A landmark analysis at the median time to allogeneic stem cell transplantation of 3.3 months showed that receipt of transplant at first remission was significantly associated with improved overall survival (P = .036).
Adverse Events
The most common adverse events were infections; 73% developed febrile neutropenia, 78% had alanine transaminase elevations, and 58% had fatigue. More than 20% of patients experienced nausea, mucositis, and aspartate transaminase elevations. There were four patients who died during remission from infections while cytopenic.
Blood cell count recovery was not prolonged during cycles 1 and 2, but it was faster with cycle 1, he noted. For most patients, blood cell counts recovered within 5 weeks.
Discussion Points
During the discussion following his presentation, Dr. Reville was asked what happens to patients who relapse after venetoclax plus CLIA. “Luckily, relapses were uncommon in this study. At MD Anderson, we have access to many clinical trials, so for relapse post venetoclax, the best option [for our patients] is a clinical trial,” he said.

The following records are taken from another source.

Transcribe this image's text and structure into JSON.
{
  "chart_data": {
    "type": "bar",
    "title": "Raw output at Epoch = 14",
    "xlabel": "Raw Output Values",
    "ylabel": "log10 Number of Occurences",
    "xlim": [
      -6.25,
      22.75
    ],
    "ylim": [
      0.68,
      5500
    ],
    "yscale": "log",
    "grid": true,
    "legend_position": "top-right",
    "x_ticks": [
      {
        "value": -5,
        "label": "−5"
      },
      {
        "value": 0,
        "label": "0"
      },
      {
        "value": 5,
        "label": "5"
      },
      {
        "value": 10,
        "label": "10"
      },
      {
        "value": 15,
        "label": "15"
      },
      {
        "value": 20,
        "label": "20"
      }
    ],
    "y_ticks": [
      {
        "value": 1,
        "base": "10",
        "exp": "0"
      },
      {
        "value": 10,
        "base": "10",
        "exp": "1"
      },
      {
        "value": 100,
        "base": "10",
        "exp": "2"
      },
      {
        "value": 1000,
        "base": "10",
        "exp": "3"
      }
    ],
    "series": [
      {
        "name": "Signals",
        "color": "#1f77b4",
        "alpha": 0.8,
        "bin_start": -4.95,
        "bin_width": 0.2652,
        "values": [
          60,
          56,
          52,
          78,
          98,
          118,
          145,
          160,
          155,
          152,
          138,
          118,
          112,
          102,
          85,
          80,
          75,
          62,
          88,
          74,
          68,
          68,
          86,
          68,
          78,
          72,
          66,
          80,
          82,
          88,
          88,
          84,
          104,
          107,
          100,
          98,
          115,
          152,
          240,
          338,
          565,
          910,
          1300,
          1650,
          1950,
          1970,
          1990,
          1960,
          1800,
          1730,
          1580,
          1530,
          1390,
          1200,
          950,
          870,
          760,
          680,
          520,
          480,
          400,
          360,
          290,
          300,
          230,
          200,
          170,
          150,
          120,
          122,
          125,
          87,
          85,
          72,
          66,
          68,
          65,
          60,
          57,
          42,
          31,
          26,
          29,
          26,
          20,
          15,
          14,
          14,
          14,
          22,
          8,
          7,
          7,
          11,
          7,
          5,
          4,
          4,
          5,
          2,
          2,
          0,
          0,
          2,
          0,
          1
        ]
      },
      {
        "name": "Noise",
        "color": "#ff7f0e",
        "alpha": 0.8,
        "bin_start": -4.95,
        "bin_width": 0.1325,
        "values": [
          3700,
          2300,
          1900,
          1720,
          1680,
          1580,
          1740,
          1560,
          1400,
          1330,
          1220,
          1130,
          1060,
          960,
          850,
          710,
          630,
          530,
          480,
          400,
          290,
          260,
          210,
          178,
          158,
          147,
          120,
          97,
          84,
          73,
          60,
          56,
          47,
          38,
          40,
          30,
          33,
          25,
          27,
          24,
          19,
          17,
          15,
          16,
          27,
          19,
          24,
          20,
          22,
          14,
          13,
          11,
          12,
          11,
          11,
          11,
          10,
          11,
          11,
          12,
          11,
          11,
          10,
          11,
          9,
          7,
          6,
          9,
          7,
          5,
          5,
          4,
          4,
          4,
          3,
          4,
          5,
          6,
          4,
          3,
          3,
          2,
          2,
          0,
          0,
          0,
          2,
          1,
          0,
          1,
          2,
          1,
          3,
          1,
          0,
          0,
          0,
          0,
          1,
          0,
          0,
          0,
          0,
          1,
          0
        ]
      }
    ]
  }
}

He explained that cladribine was selected for this study instead of fludarabine as the choice of purine analog added to the 7+3 regimen. “Cladribine is the only drug that improved survival in this setting,” Dr. Reville said.

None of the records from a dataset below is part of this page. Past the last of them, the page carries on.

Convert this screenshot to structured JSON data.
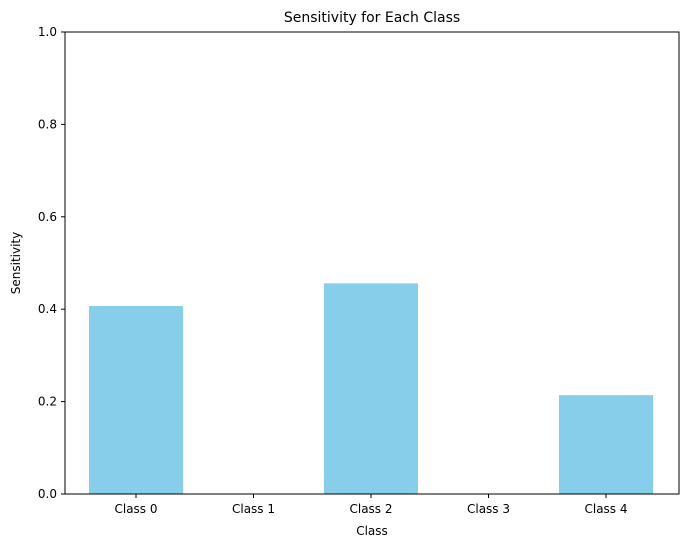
{
  "chart_data": {
    "type": "bar",
    "title": "Sensitivity for Each Class",
    "xlabel": "Class",
    "ylabel": "Sensitivity",
    "categories": [
      "Class 0",
      "Class 1",
      "Class 2",
      "Class 3",
      "Class 4"
    ],
    "values": [
      0.407,
      0.0,
      0.456,
      0.0,
      0.214
    ],
    "ylim": [
      0,
      1
    ],
    "yticks": [
      0.0,
      0.2,
      0.4,
      0.6,
      0.8,
      1.0
    ],
    "ytick_labels": [
      "0.0",
      "0.2",
      "0.4",
      "0.6",
      "0.8",
      "1.0"
    ],
    "grid": false,
    "legend": "none",
    "bar_color": "#87ceeb"
  }
}
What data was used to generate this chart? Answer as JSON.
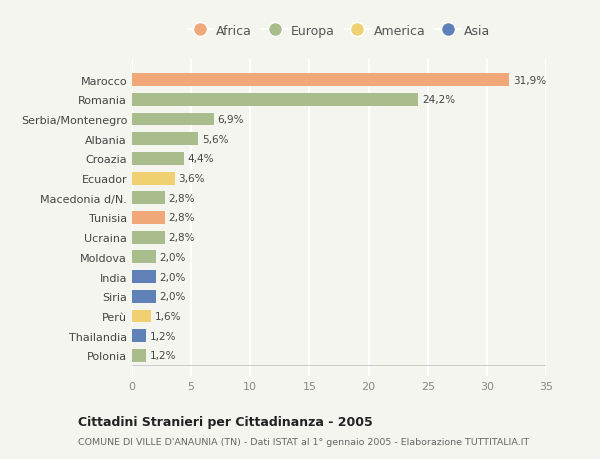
{
  "categories": [
    "Marocco",
    "Romania",
    "Serbia/Montenegro",
    "Albania",
    "Croazia",
    "Ecuador",
    "Macedonia d/N.",
    "Tunisia",
    "Ucraina",
    "Moldova",
    "India",
    "Siria",
    "Perù",
    "Thailandia",
    "Polonia"
  ],
  "values": [
    31.9,
    24.2,
    6.9,
    5.6,
    4.4,
    3.6,
    2.8,
    2.8,
    2.8,
    2.0,
    2.0,
    2.0,
    1.6,
    1.2,
    1.2
  ],
  "bar_colors": [
    "#f0a878",
    "#a8bc8c",
    "#a8bc8c",
    "#a8bc8c",
    "#a8bc8c",
    "#f0d070",
    "#a8bc8c",
    "#f0a878",
    "#a8bc8c",
    "#a8bc8c",
    "#6080b8",
    "#6080b8",
    "#f0d070",
    "#6080b8",
    "#a8bc8c"
  ],
  "labels": [
    "31,9%",
    "24,2%",
    "6,9%",
    "5,6%",
    "4,4%",
    "3,6%",
    "2,8%",
    "2,8%",
    "2,8%",
    "2,0%",
    "2,0%",
    "2,0%",
    "1,6%",
    "1,2%",
    "1,2%"
  ],
  "legend_labels": [
    "Africa",
    "Europa",
    "America",
    "Asia"
  ],
  "legend_colors": [
    "#f0a878",
    "#a8bc8c",
    "#f0d070",
    "#6080b8"
  ],
  "xlim": [
    0,
    35
  ],
  "xticks": [
    0,
    5,
    10,
    15,
    20,
    25,
    30,
    35
  ],
  "title": "Cittadini Stranieri per Cittadinanza - 2005",
  "subtitle": "COMUNE DI VILLE D'ANAUNIA (TN) - Dati ISTAT al 1° gennaio 2005 - Elaborazione TUTTITALIA.IT",
  "bg_color": "#f5f5f0",
  "grid_color": "#ffffff",
  "bar_height": 0.65
}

“Most patients received two or three cycles of CLIA plus venetoclax. For those who didn’t go to transplant, we push toward maintenance, especially in patients who are indicated for transplant but for one reason or another can’t go to transplant,” he noted.
DISCLOSURE: Dr. Reville reported no conflicts of interest.
REFERENCE
1. Reville P, Kantarjian HP, Borthakur G, et al: Venetoclax combined with cladribine, idarubicin, cytarabine (CLIA) as induction therapy in patients with newly diagnosed acute myeloid leukemia and high-risk myelodysplastic syndrome. 2022 ASH Annual Meeting and Exposition. Abstract 709. Presented December 11, 2022.